Er arbeite aber nach wie vor als Selbstständiger in der Autobranche, habe aber Probleme, „weil ich den Ruf eines Betrügers habe.“ Seine Schulden im Rahmen der Insolvenz bezifferte er auf rund vier Millionen Euro, 3,6 Millionen Euro stammten aus Autogeschäften: 104 Autos, die bezahlt gewesen seien, seien nicht ausgeliefert worden.

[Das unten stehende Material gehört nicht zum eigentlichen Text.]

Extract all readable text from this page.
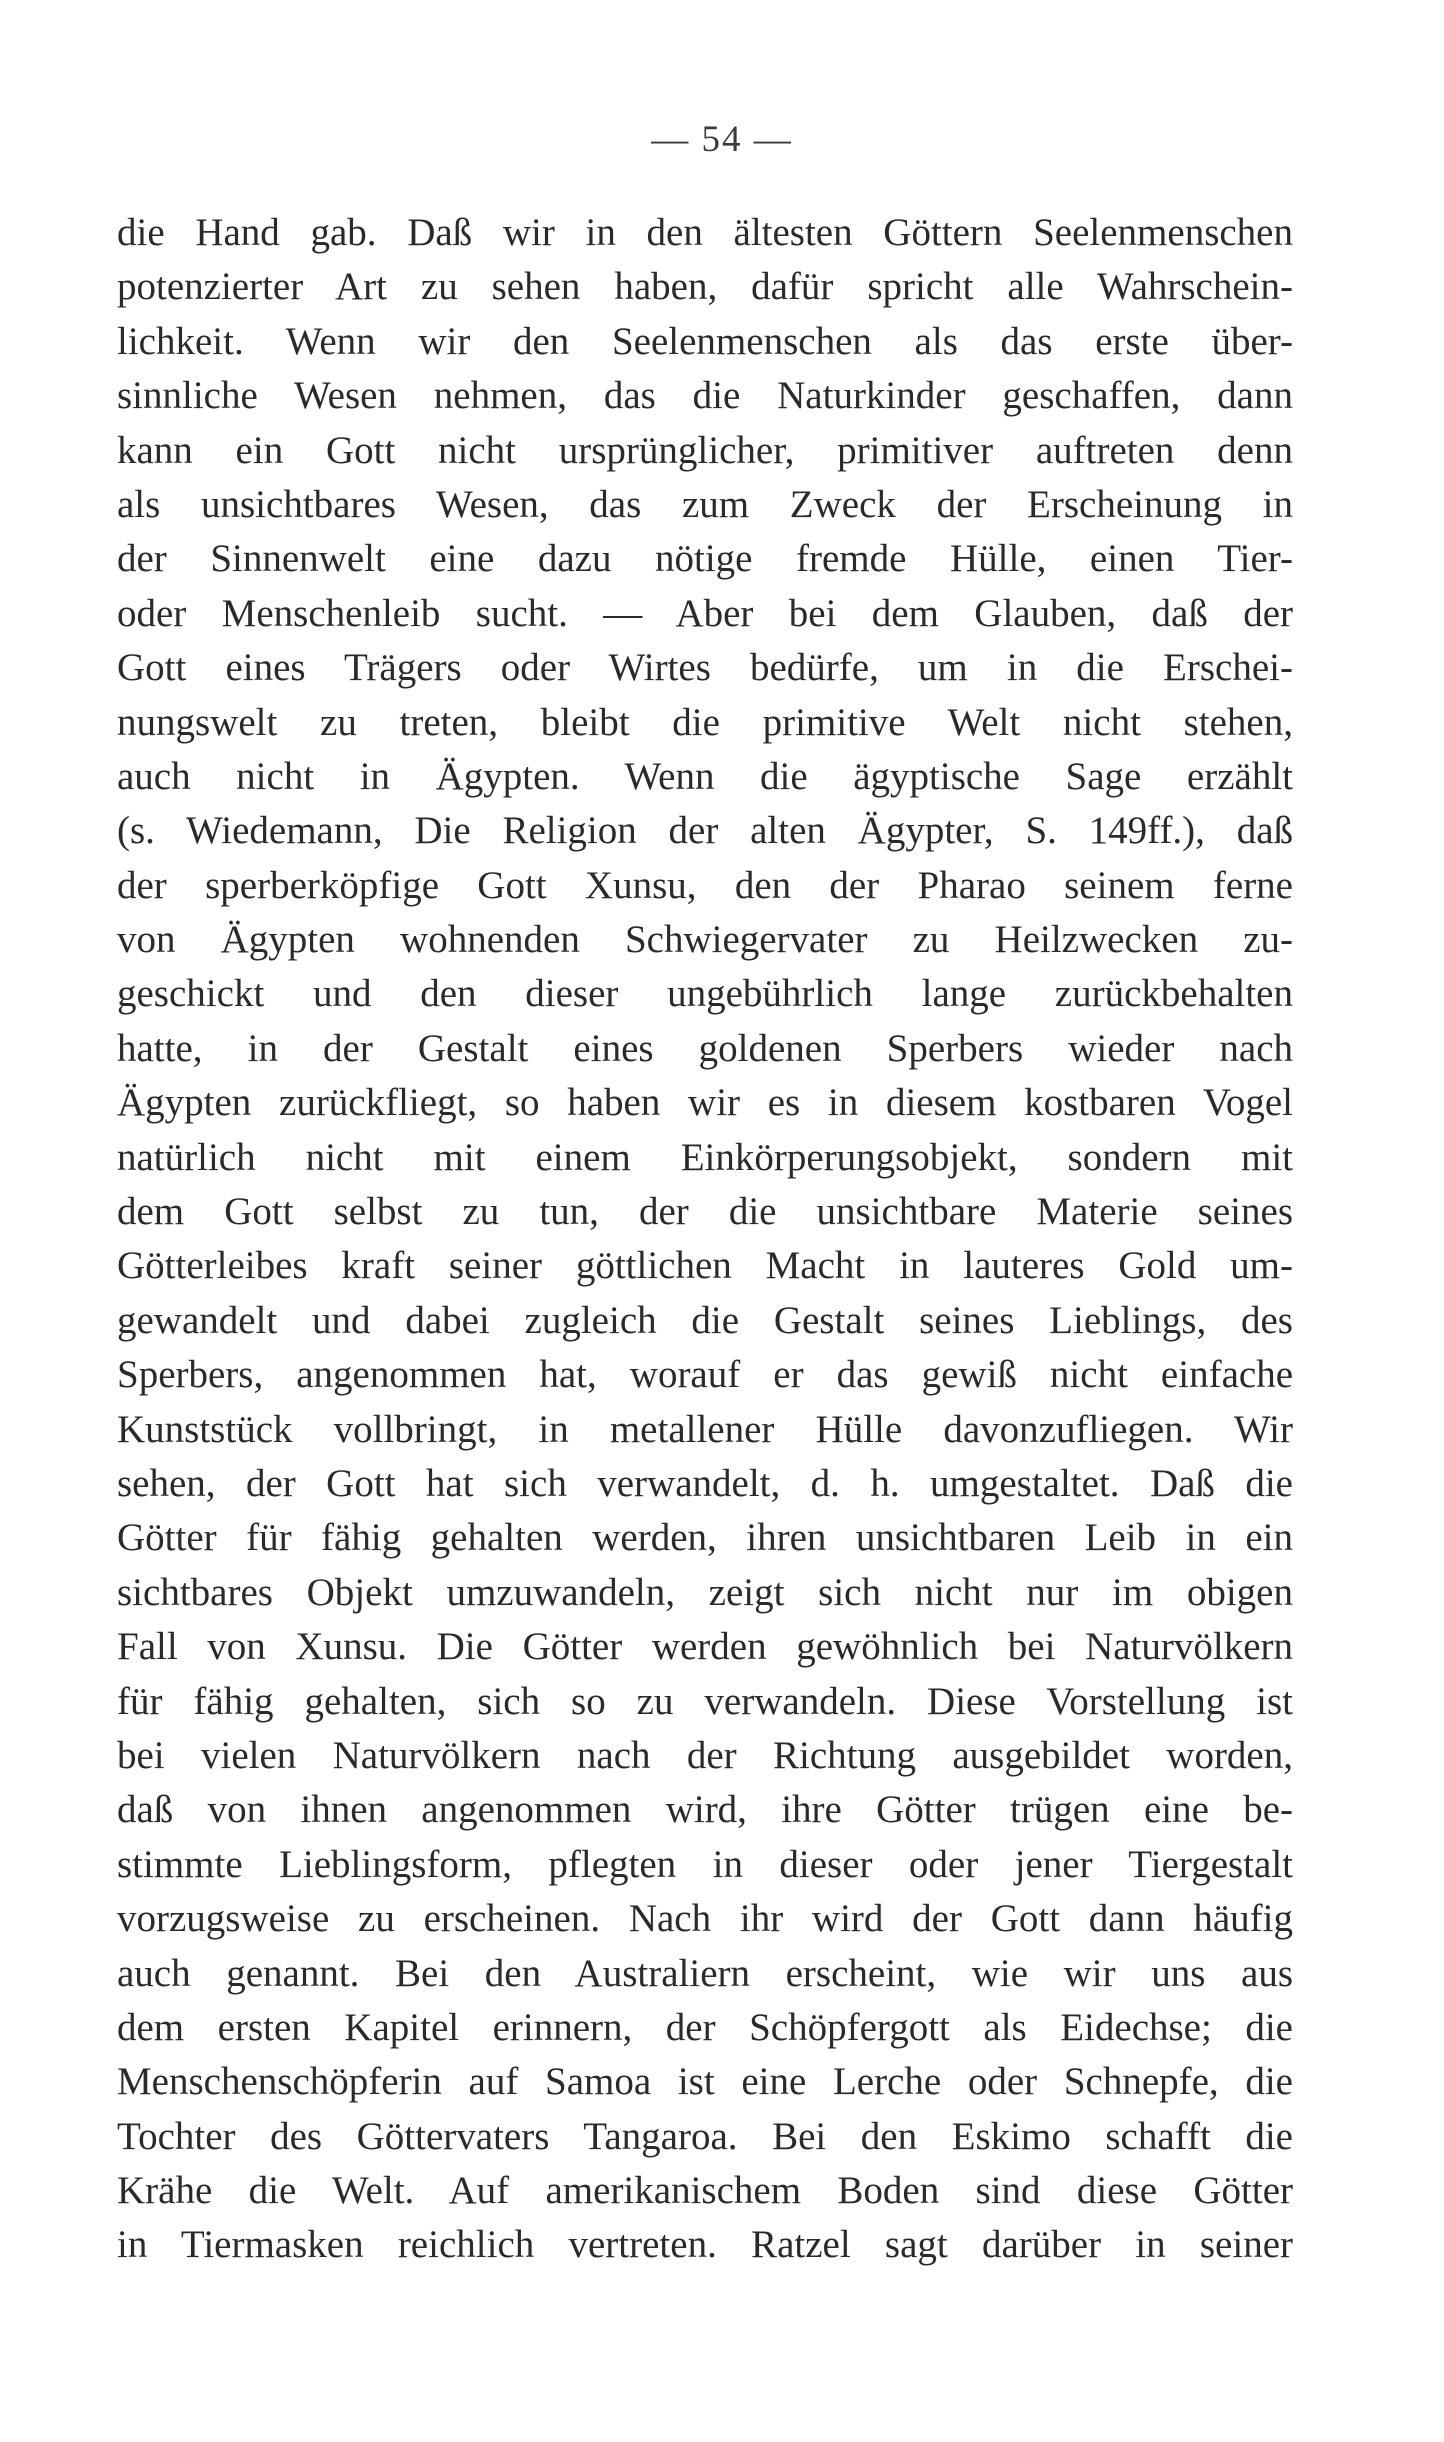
— 54 —
die Hand gab. Daß wir in den ältesten Göttern Seelenmenschen
potenzierter Art zu sehen haben, dafür spricht alle Wahrschein-
lichkeit. Wenn wir den Seelenmenschen als das erste über-
sinnliche Wesen nehmen, das die Naturkinder geschaffen, dann
kann ein Gott nicht ursprünglicher, primitiver auftreten denn
als unsichtbares Wesen, das zum Zweck der Erscheinung in
der Sinnenwelt eine dazu nötige fremde Hülle, einen Tier-
oder Menschenleib sucht. — Aber bei dem Glauben, daß der
Gott eines Trägers oder Wirtes bedürfe, um in die Erschei-
nungswelt zu treten, bleibt die primitive Welt nicht stehen,
auch nicht in Ägypten. Wenn die ägyptische Sage erzählt
(s. Wiedemann, Die Religion der alten Ägypter, S. 149ff.), daß
der sperberköpfige Gott Xunsu, den der Pharao seinem ferne
von Ägypten wohnenden Schwiegervater zu Heilzwecken zu-
geschickt und den dieser ungebührlich lange zurückbehalten
hatte, in der Gestalt eines goldenen Sperbers wieder nach
Ägypten zurückfliegt, so haben wir es in diesem kostbaren Vogel
natürlich nicht mit einem Einkörperungsobjekt, sondern mit
dem Gott selbst zu tun, der die unsichtbare Materie seines
Götterleibes kraft seiner göttlichen Macht in lauteres Gold um-
gewandelt und dabei zugleich die Gestalt seines Lieblings, des
Sperbers, angenommen hat, worauf er das gewiß nicht einfache
Kunststück vollbringt, in metallener Hülle davonzufliegen. Wir
sehen, der Gott hat sich verwandelt, d. h. umgestaltet. Daß die
Götter für fähig gehalten werden, ihren unsichtbaren Leib in ein
sichtbares Objekt umzuwandeln, zeigt sich nicht nur im obigen
Fall von Xunsu. Die Götter werden gewöhnlich bei Naturvölkern
für fähig gehalten, sich so zu verwandeln. Diese Vorstellung ist
bei vielen Naturvölkern nach der Richtung ausgebildet worden,
daß von ihnen angenommen wird, ihre Götter trügen eine be-
stimmte Lieblingsform, pflegten in dieser oder jener Tiergestalt
vorzugsweise zu erscheinen. Nach ihr wird der Gott dann häufig
auch genannt. Bei den Australiern erscheint, wie wir uns aus
dem ersten Kapitel erinnern, der Schöpfergott als Eidechse; die
Menschenschöpferin auf Samoa ist eine Lerche oder Schnepfe, die
Tochter des Göttervaters Tangaroa. Bei den Eskimo schafft die
Krähe die Welt. Auf amerikanischem Boden sind diese Götter
in Tiermasken reichlich vertreten. Ratzel sagt darüber in seiner
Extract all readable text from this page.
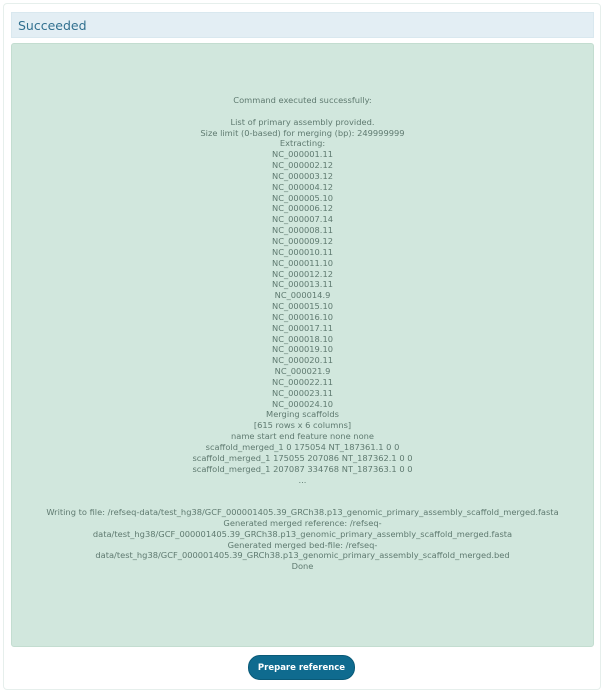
Succeeded
Command executed successfully:
List of primary assembly provided.
Size limit (0-based) for merging (bp): 249999999
Extracting:
NC_000001.11
NC_000002.12
NC_000003.12
NC_000004.12
NC_000005.10
NC_000006.12
NC_000007.14
NC_000008.11
NC_000009.12
NC_000010.11
NC_000011.10
NC_000012.12
NC_000013.11
NC_000014.9
NC_000015.10
NC_000016.10
NC_000017.11
NC_000018.10
NC_000019.10
NC_000020.11
NC_000021.9
NC_000022.11
NC_000023.11
NC_000024.10
Merging scaffolds
[615 rows x 6 columns]
name start end feature none none
scaffold_merged_1 0 175054 NT_187361.1 0 0
scaffold_merged_1 175055 207086 NT_187362.1 0 0
scaffold_merged_1 207087 334768 NT_187363.1 0 0
...
Writing to file: /refseq-data/test_hg38/GCF_000001405.39_GRCh38.p13_genomic_primary_assembly_scaffold_merged.fasta
Generated merged reference: /refseq-
data/test_hg38/GCF_000001405.39_GRCh38.p13_genomic_primary_assembly_scaffold_merged.fasta
Generated merged bed-file: /refseq-
data/test_hg38/GCF_000001405.39_GRCh38.p13_genomic_primary_assembly_scaffold_merged.bed
Done
Prepare reference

Zu den Anklagevorwürfen gegen ihn nahm sein Verteidiger Stellung und betonte, dass sein Mandant - wie übrigens eine große Anzahl anderer Kfz-Händler - auf Toni I. hereingefallen sei, ihn als seriösen Geschäftsmann eingestuft und nicht von einem Schneeballsystem ausgegangen sei, zumal auch sein Steuerberater keinerlei Bedenken geäußert, vielmehr selbst einen Darlehensvertrag abgeschlossen habe.

Der Verteidiger erklärte für die Ehefrau, dass sie keine detaillierten Einblicke in die Anlagengeschäfte gehabt habe, in erster Linie ihren Mann mit Büroarbeiten unterstützt und dabei u.a. Formulare ausgedruckt, Darlehensverträge, bis auf die ihr vorgeworfenen zwei Fälle, die angesichts des Gesamtumfangs kaum ins Gewicht fielen, nicht ausgefüllt habe. Sie sei jedenfalls von reellen Geschäften ausgegangen, habe selbst 100.000 Euro investiert und verloren. Ihr könne höchstens fahrlässige Beihilfe vorgeworfen werden und die sei nicht strafbar.

Für den Prozess sind bis 19. April noch vier Verhandlungstage angesetzt.